One thing you would notice if you followed my work or some other strategists' work, is that the first quarter of election years are typically volatile. They're typically like this. You would expect the volatility to be in the first few months of the year. Why? Well, the market's still trying to come to grips with the candidates and the policies and all the things that surround an election. So this is not frankly, all that surprising to me. I do think that the magnitude of today's move was eye-opening. It just goes to show people were ready to hit the sell button.

But I think the narrative around where stocks can go this year are still quite good, based on a bunch of economic indicators that are still strong. We're looking at 3% GDP growth, wage growth, all these things.

JOSH LIPTON: In terms of risk, though, to that call kind of downside risk, Michael, where do you put geopolitics there? And are you-- are you in any way surprised, Michael, by the way, despite that, you look around the world right now, Russia, Ukraine, Israel, Hamas, Red Sea, markets have basically shrugged it off.

MICHAEL ANTONELLI: I get this. It's a good question, Josh. I get this question all the time in my career. All the time from clients. I get them live. I get them from friends. I get it all. Geopolitical events tend to have short-term impacts on the stock market. You can look all the way back to-- I don't know. Let's talk about the Cuban Missile Crisis. It had a very small impact on the stock market-- very, very small. That was basically the closest the world has ever come to nuclear annihilation.
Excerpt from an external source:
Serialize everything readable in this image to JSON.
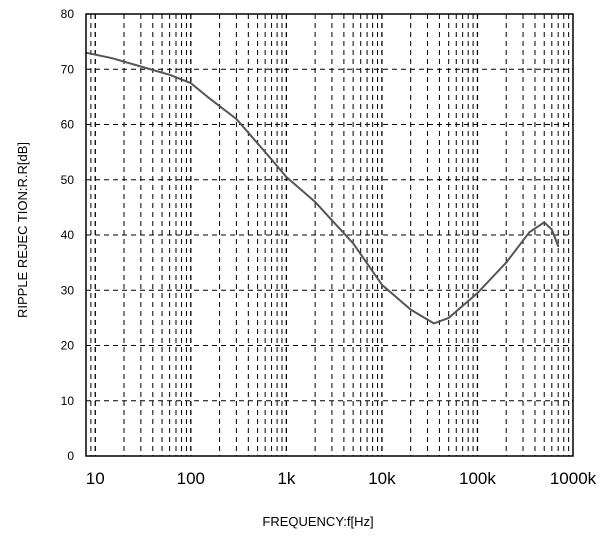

So geopolitical does tend to have very, very limited impacts. And I say to clients, Apple computer still sells iPhones, and Costco still sells hot dogs, and Starbucks still makes lattes, even when there are hot spots around the world. And that's what you really, really need to focus on.

So I am quite unsurprised by the market shrugging this kind of stuff off. What are the downside risks? An economic slowdown. That to me is the real downside risk, and I watch for it all the time.

JULIE HYMAN: Mike, I feel like you and I have even had this conversation before about geopolitics.

MICHAEL ANTONELLI: Yeah. Yeah.

JULIE HYMAN: Getting a little deja vu. Great to see you. Thanks so much for joining us. We really appreciate it.